Partecipazione al Campionato interscolastico denominato BASKET3.

20 gennaio, 2007 Archiviato in News

 Invito le SS.VV. a considerare che i giochi di regole ai quali sono interessati i bambini di età 8-11 anni e che consentono loro di sviluppare, in genere, lo spirito di cooperazione, si evolvono gradualmente nell’attività sportiva individuale o collettiva quando assumono il carattere dell’agonismo e quando i preadolescenti riescono a conferire al movimento una funzione competitiva, di svago e di socializzazione, sollecitati dalle relative motivazioni di base, pur nel prosieguo contemporaneo dell’educazione motoria che si trasforma anche essa in sport, ma di significato e finalità educativi per completare la maturazione dello schema corporeo, iniziata con la nascita, tra i 12  e i 14 anni, che viene indicata come la terza tappa o del corpo rappresentato, dopo quello del corpo vissuto (0-3 anni) e quella del corpo percepito (3-6 anni).

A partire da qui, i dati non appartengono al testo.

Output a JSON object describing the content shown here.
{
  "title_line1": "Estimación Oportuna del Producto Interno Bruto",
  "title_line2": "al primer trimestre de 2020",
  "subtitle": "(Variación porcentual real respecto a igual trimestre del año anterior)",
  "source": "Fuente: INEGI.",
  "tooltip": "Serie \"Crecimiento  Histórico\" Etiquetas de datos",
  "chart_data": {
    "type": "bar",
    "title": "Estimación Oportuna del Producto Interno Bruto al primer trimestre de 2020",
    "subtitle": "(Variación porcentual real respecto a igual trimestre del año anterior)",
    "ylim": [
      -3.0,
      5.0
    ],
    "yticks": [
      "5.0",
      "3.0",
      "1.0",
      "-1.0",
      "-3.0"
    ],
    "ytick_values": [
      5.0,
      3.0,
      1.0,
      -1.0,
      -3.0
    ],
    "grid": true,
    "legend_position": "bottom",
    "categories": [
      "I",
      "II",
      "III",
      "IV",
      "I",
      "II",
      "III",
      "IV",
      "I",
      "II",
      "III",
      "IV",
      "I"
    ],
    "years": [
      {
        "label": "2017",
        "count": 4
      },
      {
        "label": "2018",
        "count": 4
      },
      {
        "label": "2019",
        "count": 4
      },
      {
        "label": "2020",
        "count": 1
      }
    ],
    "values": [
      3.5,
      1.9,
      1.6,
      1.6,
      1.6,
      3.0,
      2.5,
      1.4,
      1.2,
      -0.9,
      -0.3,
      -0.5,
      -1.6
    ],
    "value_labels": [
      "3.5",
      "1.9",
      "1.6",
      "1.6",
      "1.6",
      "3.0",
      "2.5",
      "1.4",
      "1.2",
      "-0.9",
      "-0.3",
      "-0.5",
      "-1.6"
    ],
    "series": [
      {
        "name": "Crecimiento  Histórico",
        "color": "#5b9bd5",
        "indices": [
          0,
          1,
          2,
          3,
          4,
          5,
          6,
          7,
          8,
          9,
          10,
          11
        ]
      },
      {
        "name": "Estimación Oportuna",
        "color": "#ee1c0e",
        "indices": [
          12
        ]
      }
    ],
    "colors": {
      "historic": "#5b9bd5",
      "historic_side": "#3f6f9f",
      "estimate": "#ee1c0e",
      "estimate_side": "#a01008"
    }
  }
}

Nella cultura contemporanea il cittadino della moderna società sente l’esigenza di essere se stesso per far fronte ad ogni forma di alienazione indotta dalla fatica, dalla noia, dalla monotonia, dall’uniformità e dallo svago inutile.

La scuola, pertanto, si preoccupa, assumendosi il compito di prepararlo e di “addestrarlo” a premunirsi mediante il ricorso alla saggia utilizzazione del tempo libero, affinché non lo dissipi nella schiavitù del non far niente, ma lo impieghi nelle piacevoli attività di serena elevazione culturale, morale e sportiva.

Per quanto concerne l’attività sportiva, purtroppo, la maggioranza degli Italiani concepisce lo sport solo come spettacolo. Pertanto, risulta esageratamente distanziato il rapporto fra quelli che praticano lo sport e quelli che assistono alle competizioni.

E così, contagiata da tale convincimento popolare, la pratica dello sport in campo scolastico spesso è effettuata marginalmente in quanto, oltre l’enunciazione teorica e di principio, in realtà è tenuta sovente in scarsa considerazione perché nelle linee programmatiche essenziali del contesto disciplinare scolastico non di rado le viene attribuito di fatto una minore valenza culturale e un ruolo gerarchico subordinato ai saperi curricolari.

Ciò anche in conseguenza della condizione di marginalità in cui è relegata l’educazione fisica che continua ad essere considerata fra le discipline di rango inferiore nelle strutture scolastiche.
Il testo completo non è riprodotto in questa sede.